Geodetic GPS measurements from 168 stations located across the Arabian plate were combined and processed by KAUST alumnus and geophysicist Renier Viltres in collaboration with Dr. Sigurjón Jónsson, KAUST professor of earth science and engineering, and colleagues in the Crustal Defamation and InSAR Group, together with an international team. The data were collected continuously for up to 17 years, providing a far larger and more complete dataset than in previous studies.
"By combining these GPS measurements, we've quantified motions at different spatial scales for the entire Arabian plate," Viltres said. "Normally, a handful of GPS stations are enough to estimate the rate and direction of relative motions at the plate boundaries, but this new level of detail goes far beyond that."

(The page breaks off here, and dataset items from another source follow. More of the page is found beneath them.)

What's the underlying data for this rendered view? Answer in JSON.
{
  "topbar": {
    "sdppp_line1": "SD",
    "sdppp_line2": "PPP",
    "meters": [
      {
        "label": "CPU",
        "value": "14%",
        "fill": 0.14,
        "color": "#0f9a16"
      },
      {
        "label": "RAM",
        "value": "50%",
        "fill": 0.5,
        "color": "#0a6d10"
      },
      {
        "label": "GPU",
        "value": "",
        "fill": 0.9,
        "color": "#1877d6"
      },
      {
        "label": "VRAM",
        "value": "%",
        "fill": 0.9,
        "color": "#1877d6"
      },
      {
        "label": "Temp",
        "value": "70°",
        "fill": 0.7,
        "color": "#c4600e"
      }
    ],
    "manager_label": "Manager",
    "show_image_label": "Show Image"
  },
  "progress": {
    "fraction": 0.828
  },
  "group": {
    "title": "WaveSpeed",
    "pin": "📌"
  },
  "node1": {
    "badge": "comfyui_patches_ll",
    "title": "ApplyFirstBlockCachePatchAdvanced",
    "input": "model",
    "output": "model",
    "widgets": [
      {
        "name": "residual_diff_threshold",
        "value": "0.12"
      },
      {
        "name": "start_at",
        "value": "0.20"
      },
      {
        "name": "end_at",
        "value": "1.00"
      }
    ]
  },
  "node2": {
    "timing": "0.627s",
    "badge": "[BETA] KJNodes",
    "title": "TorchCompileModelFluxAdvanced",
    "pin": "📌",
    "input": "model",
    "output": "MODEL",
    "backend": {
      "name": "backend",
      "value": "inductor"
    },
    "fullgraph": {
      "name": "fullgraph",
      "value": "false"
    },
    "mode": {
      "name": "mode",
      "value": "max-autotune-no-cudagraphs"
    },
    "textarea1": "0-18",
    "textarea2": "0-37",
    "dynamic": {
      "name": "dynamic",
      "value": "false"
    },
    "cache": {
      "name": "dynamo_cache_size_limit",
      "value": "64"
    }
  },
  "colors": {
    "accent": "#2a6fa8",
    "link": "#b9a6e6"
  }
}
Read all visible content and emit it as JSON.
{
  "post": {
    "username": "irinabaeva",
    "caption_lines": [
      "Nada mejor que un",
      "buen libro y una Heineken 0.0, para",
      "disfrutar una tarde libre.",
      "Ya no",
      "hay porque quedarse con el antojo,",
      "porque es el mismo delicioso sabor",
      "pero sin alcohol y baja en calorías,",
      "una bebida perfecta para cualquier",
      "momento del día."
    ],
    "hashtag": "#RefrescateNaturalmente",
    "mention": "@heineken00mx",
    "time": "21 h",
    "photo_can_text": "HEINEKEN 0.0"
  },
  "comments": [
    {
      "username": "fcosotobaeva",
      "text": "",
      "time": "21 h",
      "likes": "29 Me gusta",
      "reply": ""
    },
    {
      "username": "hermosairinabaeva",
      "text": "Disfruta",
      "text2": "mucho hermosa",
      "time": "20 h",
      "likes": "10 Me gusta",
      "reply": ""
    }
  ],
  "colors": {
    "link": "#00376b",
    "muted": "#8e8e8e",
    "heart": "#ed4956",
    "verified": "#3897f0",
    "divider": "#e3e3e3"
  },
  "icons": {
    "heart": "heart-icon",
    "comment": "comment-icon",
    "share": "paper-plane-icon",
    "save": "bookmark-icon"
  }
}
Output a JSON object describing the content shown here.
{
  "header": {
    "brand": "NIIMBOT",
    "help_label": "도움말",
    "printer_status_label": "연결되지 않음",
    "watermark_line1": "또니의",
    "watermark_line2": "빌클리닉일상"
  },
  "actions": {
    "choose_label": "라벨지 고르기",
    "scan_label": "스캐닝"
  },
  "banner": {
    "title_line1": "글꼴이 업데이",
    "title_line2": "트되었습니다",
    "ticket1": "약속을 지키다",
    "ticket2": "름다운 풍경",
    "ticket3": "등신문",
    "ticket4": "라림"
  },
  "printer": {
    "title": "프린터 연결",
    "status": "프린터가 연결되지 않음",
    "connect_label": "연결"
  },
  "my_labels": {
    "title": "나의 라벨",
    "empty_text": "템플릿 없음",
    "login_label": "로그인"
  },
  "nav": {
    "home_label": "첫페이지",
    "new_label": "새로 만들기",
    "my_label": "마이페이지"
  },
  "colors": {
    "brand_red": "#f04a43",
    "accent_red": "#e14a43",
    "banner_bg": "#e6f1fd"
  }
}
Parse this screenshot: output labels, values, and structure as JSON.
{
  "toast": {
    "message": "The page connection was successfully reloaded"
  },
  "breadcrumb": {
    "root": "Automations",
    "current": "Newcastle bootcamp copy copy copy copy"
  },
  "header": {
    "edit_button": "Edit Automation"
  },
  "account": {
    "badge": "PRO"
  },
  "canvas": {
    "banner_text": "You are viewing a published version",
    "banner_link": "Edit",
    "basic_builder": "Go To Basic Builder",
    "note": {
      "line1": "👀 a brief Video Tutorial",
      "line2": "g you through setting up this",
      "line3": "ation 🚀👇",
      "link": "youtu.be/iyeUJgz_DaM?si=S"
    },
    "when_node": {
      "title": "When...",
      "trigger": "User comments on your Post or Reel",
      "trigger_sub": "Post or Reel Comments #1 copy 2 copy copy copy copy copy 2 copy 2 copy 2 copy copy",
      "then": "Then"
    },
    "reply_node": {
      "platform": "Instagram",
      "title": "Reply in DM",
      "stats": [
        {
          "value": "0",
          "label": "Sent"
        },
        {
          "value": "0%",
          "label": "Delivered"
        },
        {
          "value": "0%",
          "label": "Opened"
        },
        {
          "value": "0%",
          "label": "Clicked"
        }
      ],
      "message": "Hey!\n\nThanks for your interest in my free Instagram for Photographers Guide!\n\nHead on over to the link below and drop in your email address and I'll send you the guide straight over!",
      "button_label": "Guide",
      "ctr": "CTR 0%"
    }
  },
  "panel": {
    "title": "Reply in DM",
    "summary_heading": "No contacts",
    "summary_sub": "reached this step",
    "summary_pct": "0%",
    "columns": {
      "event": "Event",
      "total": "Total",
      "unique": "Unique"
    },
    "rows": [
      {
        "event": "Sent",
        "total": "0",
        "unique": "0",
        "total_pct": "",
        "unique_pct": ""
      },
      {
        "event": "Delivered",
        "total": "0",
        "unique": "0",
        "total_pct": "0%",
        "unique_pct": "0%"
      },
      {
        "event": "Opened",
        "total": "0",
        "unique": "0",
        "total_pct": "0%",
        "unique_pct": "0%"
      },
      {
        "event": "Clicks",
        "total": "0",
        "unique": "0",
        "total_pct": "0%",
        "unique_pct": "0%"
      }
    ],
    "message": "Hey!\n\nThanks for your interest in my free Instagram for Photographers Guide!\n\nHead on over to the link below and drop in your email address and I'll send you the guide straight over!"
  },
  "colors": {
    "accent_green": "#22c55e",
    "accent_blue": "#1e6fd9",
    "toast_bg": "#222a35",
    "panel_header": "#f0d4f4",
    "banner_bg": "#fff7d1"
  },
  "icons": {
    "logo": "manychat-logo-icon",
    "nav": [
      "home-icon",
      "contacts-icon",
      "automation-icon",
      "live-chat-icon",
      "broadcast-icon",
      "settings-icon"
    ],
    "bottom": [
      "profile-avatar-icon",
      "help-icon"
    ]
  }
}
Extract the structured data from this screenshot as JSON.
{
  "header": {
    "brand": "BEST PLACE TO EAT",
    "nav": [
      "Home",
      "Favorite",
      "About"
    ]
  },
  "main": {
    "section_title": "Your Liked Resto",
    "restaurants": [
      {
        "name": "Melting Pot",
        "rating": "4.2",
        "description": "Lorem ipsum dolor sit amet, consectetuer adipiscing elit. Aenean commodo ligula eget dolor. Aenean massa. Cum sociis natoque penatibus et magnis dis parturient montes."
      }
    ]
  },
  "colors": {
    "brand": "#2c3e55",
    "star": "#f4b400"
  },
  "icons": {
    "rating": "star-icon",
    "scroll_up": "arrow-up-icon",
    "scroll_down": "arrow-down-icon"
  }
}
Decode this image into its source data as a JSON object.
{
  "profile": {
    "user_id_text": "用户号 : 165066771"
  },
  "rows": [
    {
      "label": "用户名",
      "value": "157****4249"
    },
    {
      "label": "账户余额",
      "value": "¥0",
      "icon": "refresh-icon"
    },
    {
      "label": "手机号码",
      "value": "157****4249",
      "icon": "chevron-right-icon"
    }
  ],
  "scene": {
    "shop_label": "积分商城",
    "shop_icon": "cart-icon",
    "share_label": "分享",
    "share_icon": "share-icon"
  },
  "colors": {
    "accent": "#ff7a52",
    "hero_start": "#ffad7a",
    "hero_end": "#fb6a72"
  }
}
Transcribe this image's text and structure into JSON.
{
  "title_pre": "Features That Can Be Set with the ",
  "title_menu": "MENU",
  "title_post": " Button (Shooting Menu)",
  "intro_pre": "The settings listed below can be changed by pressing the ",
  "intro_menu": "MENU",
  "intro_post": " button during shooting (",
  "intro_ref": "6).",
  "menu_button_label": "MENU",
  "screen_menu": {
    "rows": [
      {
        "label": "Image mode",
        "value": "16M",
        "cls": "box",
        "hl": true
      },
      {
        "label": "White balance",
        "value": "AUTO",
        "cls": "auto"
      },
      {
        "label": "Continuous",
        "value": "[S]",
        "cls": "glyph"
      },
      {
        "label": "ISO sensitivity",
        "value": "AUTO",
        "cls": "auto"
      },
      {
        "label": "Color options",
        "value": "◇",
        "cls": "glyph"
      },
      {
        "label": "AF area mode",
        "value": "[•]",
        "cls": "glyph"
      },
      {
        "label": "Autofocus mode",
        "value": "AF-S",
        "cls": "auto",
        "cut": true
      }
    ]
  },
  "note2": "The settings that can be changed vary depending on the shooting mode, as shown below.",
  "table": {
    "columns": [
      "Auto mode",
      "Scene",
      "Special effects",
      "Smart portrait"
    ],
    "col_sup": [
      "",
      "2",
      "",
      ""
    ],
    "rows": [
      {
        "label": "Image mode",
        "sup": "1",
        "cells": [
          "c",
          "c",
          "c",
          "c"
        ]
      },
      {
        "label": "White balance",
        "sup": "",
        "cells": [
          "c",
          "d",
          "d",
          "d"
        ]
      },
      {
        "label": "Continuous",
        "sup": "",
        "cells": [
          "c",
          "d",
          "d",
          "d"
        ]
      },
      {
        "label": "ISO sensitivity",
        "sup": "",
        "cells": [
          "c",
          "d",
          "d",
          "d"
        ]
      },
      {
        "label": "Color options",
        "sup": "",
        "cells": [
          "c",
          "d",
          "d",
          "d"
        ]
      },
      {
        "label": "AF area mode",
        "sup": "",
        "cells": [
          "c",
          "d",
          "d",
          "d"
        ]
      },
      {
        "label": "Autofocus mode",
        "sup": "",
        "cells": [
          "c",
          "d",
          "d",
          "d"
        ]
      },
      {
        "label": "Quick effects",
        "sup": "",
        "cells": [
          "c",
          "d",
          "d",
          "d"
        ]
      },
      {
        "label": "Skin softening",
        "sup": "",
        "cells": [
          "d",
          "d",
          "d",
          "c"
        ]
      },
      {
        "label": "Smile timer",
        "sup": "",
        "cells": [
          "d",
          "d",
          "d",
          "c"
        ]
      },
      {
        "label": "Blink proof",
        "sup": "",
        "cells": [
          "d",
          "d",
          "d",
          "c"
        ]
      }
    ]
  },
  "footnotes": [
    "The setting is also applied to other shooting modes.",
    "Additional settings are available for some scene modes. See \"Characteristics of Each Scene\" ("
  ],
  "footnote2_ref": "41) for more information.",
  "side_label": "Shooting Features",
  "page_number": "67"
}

The researchers combined the GPS measurements with kinematic block modeling — a simplified description of tectonic plates as rotating rigid blocks that interact with each other at narrow boundaries. The model assesses the type and level of earthquake activity at the different boundaries between the blocks. The team then examined how the movements correspond to tectonic-related activity at plate boundaries and provided improved large-scale motion quantification of the whole Arabian plate.
"We were surprised at the remarkable stability of the Arabian plate, despite the push and pull forces associated with continental collision in the northeast and plate breakup in the south," Viltres said. "The plate moves as a single block, and the motion of the plate relative to its major neighboring plates has likely remained unchanged for the last 13 million years."
On a smaller scale, however, the researchers found localized deformation that likely stems from human activity — namely, the widespread extraction of water from underground aquifers. This supports previous studies that used satellite images to examine the impact of groundwater pumping.
"Our results come at a critical moment when the Kingdom's economic and urban development plans include areas exposed to significant seismic and volcanic hazards," Jónsson said. "We hope our study will help earthquake hazard assessments in these areas and lead to better planning and appropriate standards for construction."